BEd racket thriving for years in state

| TNN | May 5, 2018, 02:00 IST
PATNA: Corruption and irregularities in the functioning of BEd colleges in Bihar, as pointed out by governor Satyal Pal Malik on Thursday, have been an open secret of sorts for years.
In fact, the governor’s initiative to hold a centralised admission test for all the 321 BEd colleges in the state reminds one of a similar initiative taken by then governor B M Lal in June 1999.

Lal, who was also the chief justice of Patna high court, had ordered a vigilance probe into reports of fake BEd degree distribution in L N Mithila University. Following the submission of vigilance report, LNMU’s then VC Abdul Moghni was arrested.

Also, the university had to cancel the BEd degree conferred on all the 2,300 students of National Teachers’ Training College-Madhubani and Fakhruddin Ali Ahmad Teachers’ Training College-Darbhanga.

The beneficiaries of these fake degrees were from Rajasthan, Madhya Pradesh, Orissa, Haryana, Punjab, Kerala, and Andhra Pradesh, who had procured these degrees reportedly on payment of Rs 1.50 lakh to Rs 2.5 lakh each.

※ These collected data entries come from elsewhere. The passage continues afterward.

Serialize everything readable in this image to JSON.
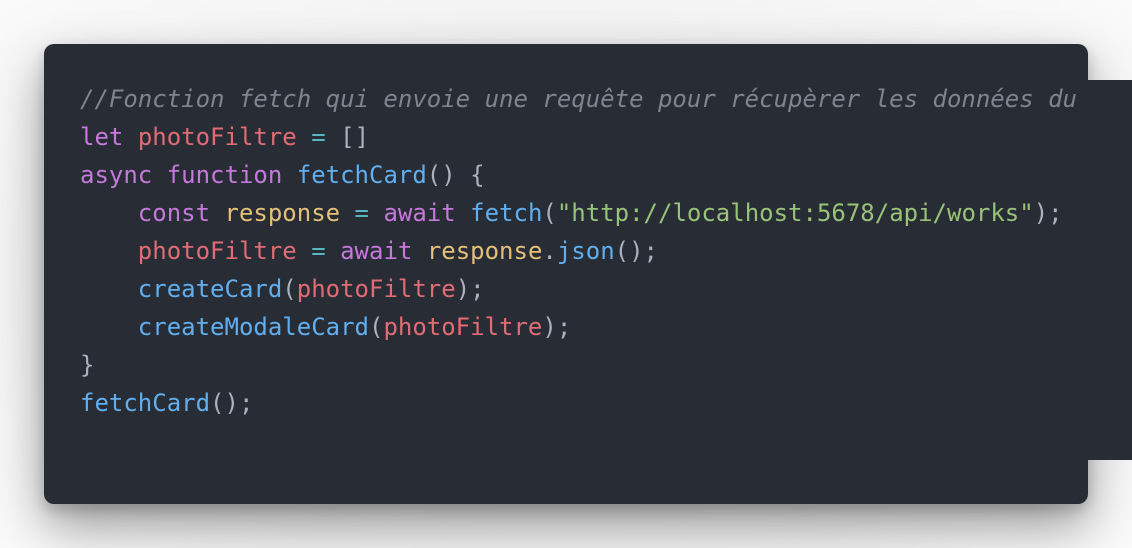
{
  "code_block": {
    "language": "javascript",
    "theme_colors": {
      "background": "#282c34",
      "comment": "#7f848e",
      "keyword": "#c678dd",
      "variable": "#e06c75",
      "function": "#61afef",
      "object": "#e5c07b",
      "string": "#98c379",
      "punctuation": "#abb2bf",
      "operator": "#56b6c2"
    },
    "lines": [
      {
        "tokens": [
          {
            "type": "cm",
            "text": "//Fonction fetch qui envoie une requête pour récupèrer les données du"
          }
        ]
      },
      {
        "tokens": [
          {
            "type": "kw",
            "text": "let"
          },
          {
            "type": "pun",
            "text": " "
          },
          {
            "type": "var",
            "text": "photoFiltre"
          },
          {
            "type": "pun",
            "text": " "
          },
          {
            "type": "op",
            "text": "="
          },
          {
            "type": "pun",
            "text": " []"
          }
        ]
      },
      {
        "tokens": [
          {
            "type": "kw",
            "text": "async"
          },
          {
            "type": "pun",
            "text": " "
          },
          {
            "type": "kw",
            "text": "function"
          },
          {
            "type": "pun",
            "text": " "
          },
          {
            "type": "fn",
            "text": "fetchCard"
          },
          {
            "type": "pun",
            "text": "() {"
          }
        ]
      },
      {
        "tokens": [
          {
            "type": "pun",
            "text": "    "
          },
          {
            "type": "kw",
            "text": "const"
          },
          {
            "type": "pun",
            "text": " "
          },
          {
            "type": "obj",
            "text": "response"
          },
          {
            "type": "pun",
            "text": " "
          },
          {
            "type": "op",
            "text": "="
          },
          {
            "type": "pun",
            "text": " "
          },
          {
            "type": "kw",
            "text": "await"
          },
          {
            "type": "pun",
            "text": " "
          },
          {
            "type": "fn",
            "text": "fetch"
          },
          {
            "type": "pun",
            "text": "("
          },
          {
            "type": "str",
            "text": "\"http://localhost:5678/api/works\""
          },
          {
            "type": "pun",
            "text": ");"
          }
        ]
      },
      {
        "tokens": [
          {
            "type": "pun",
            "text": "    "
          },
          {
            "type": "var",
            "text": "photoFiltre"
          },
          {
            "type": "pun",
            "text": " "
          },
          {
            "type": "op",
            "text": "="
          },
          {
            "type": "pun",
            "text": " "
          },
          {
            "type": "kw",
            "text": "await"
          },
          {
            "type": "pun",
            "text": " "
          },
          {
            "type": "obj",
            "text": "response"
          },
          {
            "type": "pun",
            "text": "."
          },
          {
            "type": "fn",
            "text": "json"
          },
          {
            "type": "pun",
            "text": "();"
          }
        ]
      },
      {
        "tokens": [
          {
            "type": "pun",
            "text": "    "
          },
          {
            "type": "fn",
            "text": "createCard"
          },
          {
            "type": "pun",
            "text": "("
          },
          {
            "type": "var",
            "text": "photoFiltre"
          },
          {
            "type": "pun",
            "text": ");"
          }
        ]
      },
      {
        "tokens": [
          {
            "type": "pun",
            "text": "    "
          },
          {
            "type": "fn",
            "text": "createModaleCard"
          },
          {
            "type": "pun",
            "text": "("
          },
          {
            "type": "var",
            "text": "photoFiltre"
          },
          {
            "type": "pun",
            "text": ");"
          }
        ]
      },
      {
        "tokens": [
          {
            "type": "pun",
            "text": "}"
          }
        ]
      },
      {
        "tokens": [
          {
            "type": "fn",
            "text": "fetchCard"
          },
          {
            "type": "pun",
            "text": "();"
          }
        ]
      }
    ]
  }
}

Subsequently, Magadh University’s former VC Ziyauddin Ahmad was also sent to jail for his reported involvement in BEd examination racket. Quite recently in December last year, vigilance sleuths quizzed Bhim Rao Ambedkar Bihar University-Muzaffarpur VC in connection with alleged irregularities in granting affiliation to private BEd colleges without the chancellor’s approval.

The BEd degree racket is believed to have flourished after private players were allowed to open teachers’ training colleges. Most private training colleges were granted affiliation by the universities concerned without verifying their physical infrastructure.

“Most of these private BEd colleges enjoy the patronage of politicians, bureaucrats and businessmen,” said All India Teacher Educators’ Association president Kumar Sanjeev.

Taking note of the reported fraud, the chancellor’s secretariat has already directed the universities to link the salary accounts of teachers of training colleges with their Aadhaar numbers in order to check impersonations.

According to Raj Bhawan sources, several training colleges have furnished fake names of teachers to the universities as well as regulatory bodies like the National Council for Teacher Education. Quite recently following an investigation based on Aadhaar number, the Raj Bhawan found that the teacher shown on the roll of a training college was in fact a teacher of local A N College.

Meanwhile, Bihar Public Service Commission’s former member and Patna University senator Shiv Jatan Thakur has hailed the governor’s move. “The initiative will usher in phenomenal change in the quality of teacher education,” he said.